Stat 100 Project 3

Purpose: To explore density histograms for the Uniform and Standard Normal sample distributions using random data, and to explore the properties of the Binomial distributions as a function of p and n.

We wish explore how histograms work in this project. Normally we only have one or a few data sets. We apply the histogram tool and we get what we get. How can we know how faithful the histogram of the sample is to the true histogram of the population? This project will help us get a feel for this.

We will create random data with known distributions and display the sample histograms. We can see how quickly histograms converge by doing this for different sample sizes and for different samplings.

We will also look at the population histogram for the binomial distribution to see how it behaves as n and p are changed.

Reading: Text, 5.6 on the Binomial Distribution, 6.3 on the Standard Normal Distribution, and page 139 on the Uniform Probability Distribution.

Turn in: A total of seven histograms (three uniform distributions, three standard normal distributions, and one binomial distribution) and the answers to the questions at the end of this assignment. A one or two-page submission is all that is required

Instructions:It is important that you have worked the first two projects; the instructions in this project assume that you have had at least this much experience with your spreadsheet program.

Click on “All” in the projects table and open the spreadsheet for Project #3. Click on the “Uniform” tab if this is not already the active worksheet. The first column of this worksheet contains 10,000 random numbers drawn from a population that is uniform on the interval [0, 1).
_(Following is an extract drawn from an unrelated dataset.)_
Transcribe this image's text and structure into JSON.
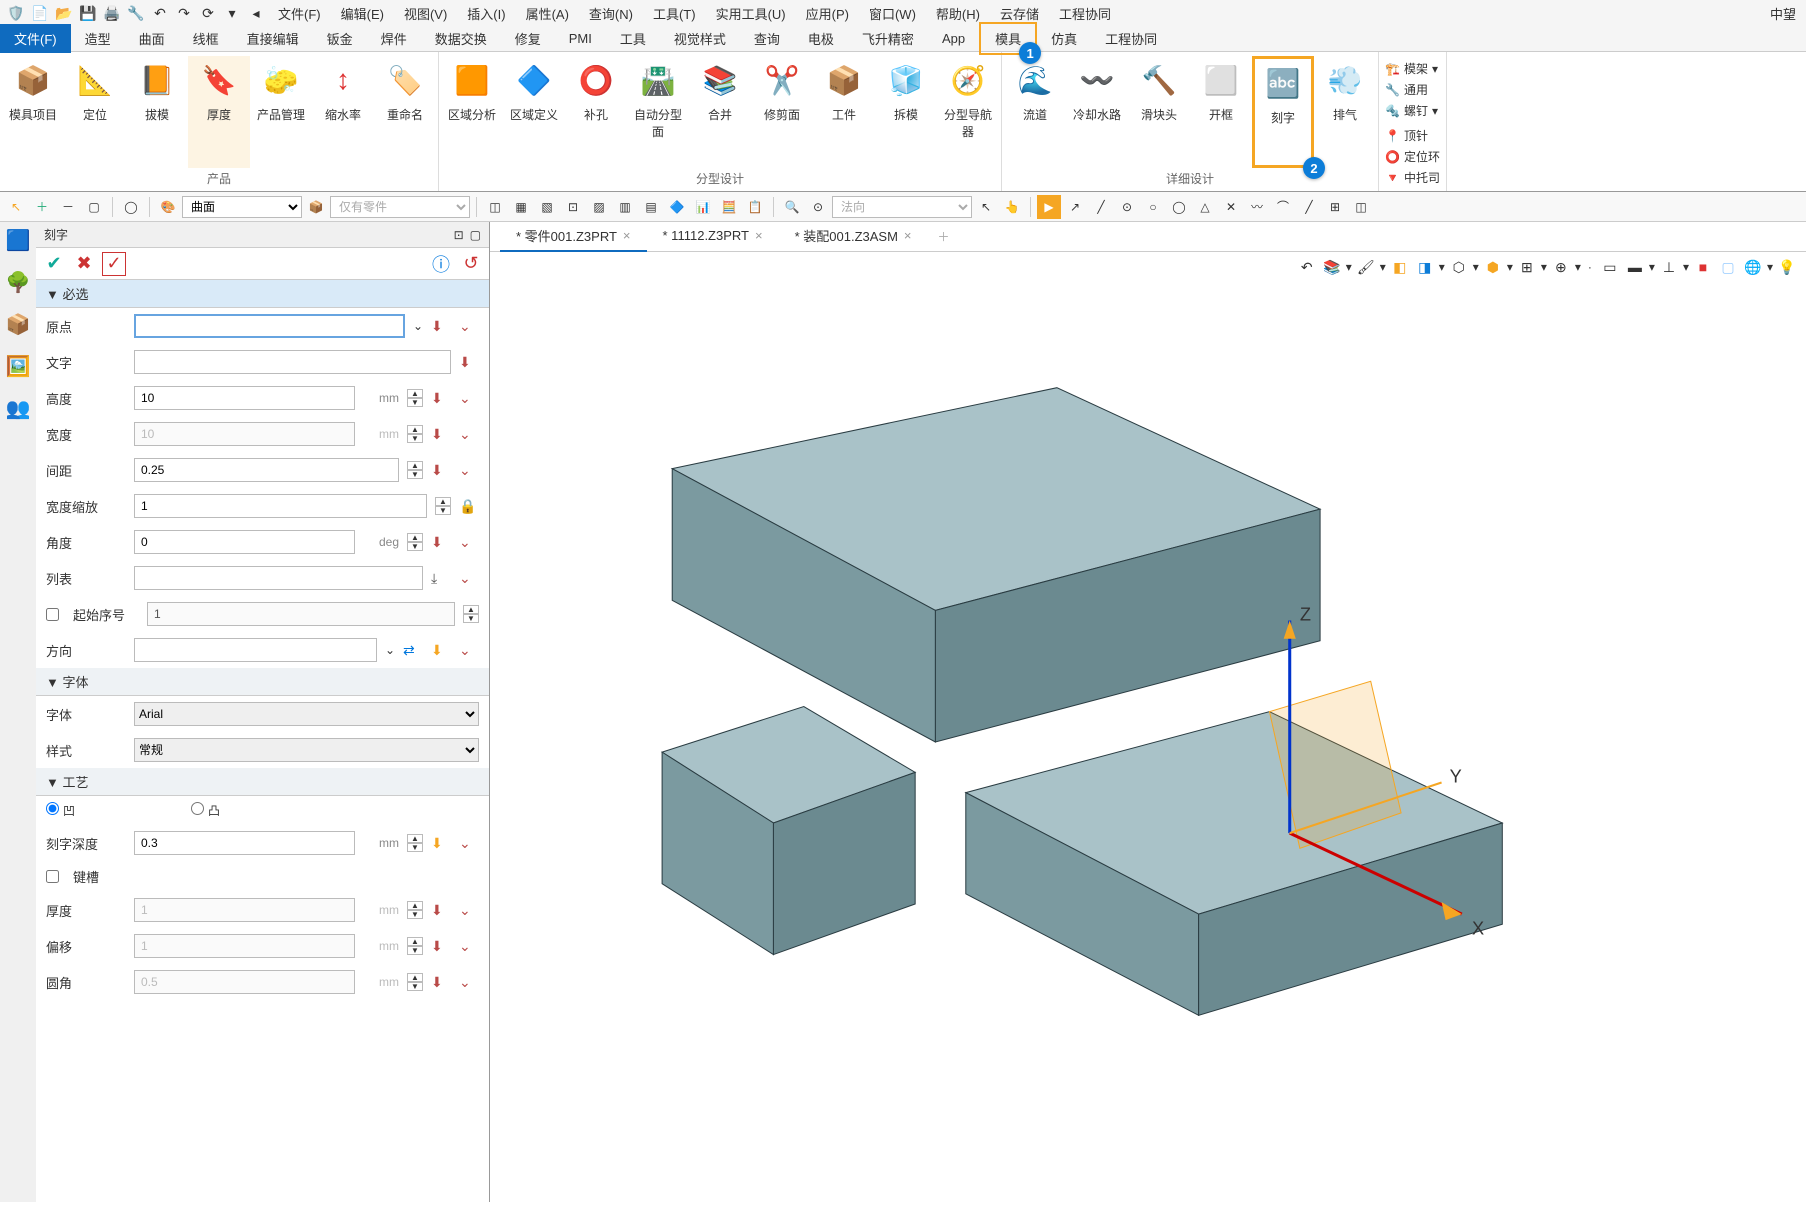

The next two columns contain a list of bins and the count of the number of times one of the random numbers fell into that bin. The third column converts count into probability and the last column holds the bin center for the plots.

There are three plots. (If you have a small screen, you may need to click on “View” “zoom” and set the display scale so you can see them all.) Each plot depicts the sample histogram of the random data. Note the differences amongst the graphs.

The F9 key tells the spreadsheet program to recalculate everything, including creating another 10,000 random numbers. Hit the F9 key a few times and watch the graphs change as each new set of samples is generated.

We will next repeat the process for the standard normal. Click on the “Standard Normal” tab and you should see a worksheet that is similar to the previous. However the data in column 1 comes from a standard normal population.Notice also that the bins have been changed to be appropriate for the standard normal distribution.

Press the F9 key a few times and watch how the shapes of the sample distributions change for each new random sampling.

Lastly, we will look at the binomial distribution. Click on the “Binomial Distribution” tab. You will see a population histogram for a binomial distribution with n = 30 and p = 15.

Change the probability in cell d2 and watch the graph change. Try 0.01, 0.05, 0.1, 0.2, up to 0.90, 0.95, and 0.99, until you get a feel of what the binomial distribution looks like as a function of the probability. Note how the height of the bars changes with the probability as well as the position of the peak bar.

Next type 15 into cell d3 and “Expected Value” in cell e3. Type “=d3/d1” into cell d2, so that the expected value of the distribution is 15. (Remember that the expected value of a binomial distribution is np, or p = E/n.) Now change the expected value and watch how the histogram changes. Try 0 through 9, 15, 25, 29 and 30. Now change n to 60 and repeat, to get a feel of the shape of the distribution.

Printout:Select the “Output” spreadsheet. Edit the title of the first graph to change “Student Name” to yours. Previewthe page.Adjust the “Page Setup” if necessary to see everything on one page.Print this one page and save your work.(Use care here – it is possible to send over 400 pages to the printer if you are not careful.)

Questions:

1. One hundred samples might provide a reasonable estimate of the mean and standard deviation of a distribution. How many samples do you think are required to get a reasonable estimate of the distribution shape itself? Why do you think it takes so many more?

2. Does it appear that more or less samples are required to get a reasonable estimate of the standard normal distribution than a uniform distribution?

3. The area of a distribution is always unity. Yet looking at the uniform and standard normal graphs, you might not see this. Explain why the areas on the uniform and standard normal distributions are indeed the same. (Hint: check the y-axis.)

4. What is the difference between a sample histogram and a population histogram?

5. The binomial distribution sometimes looks like it might be well-approximated by the normal distribution. Sometimes though, it does not. When is that? Can you support the statement in the green box on Page 245? What about the footnote on this page?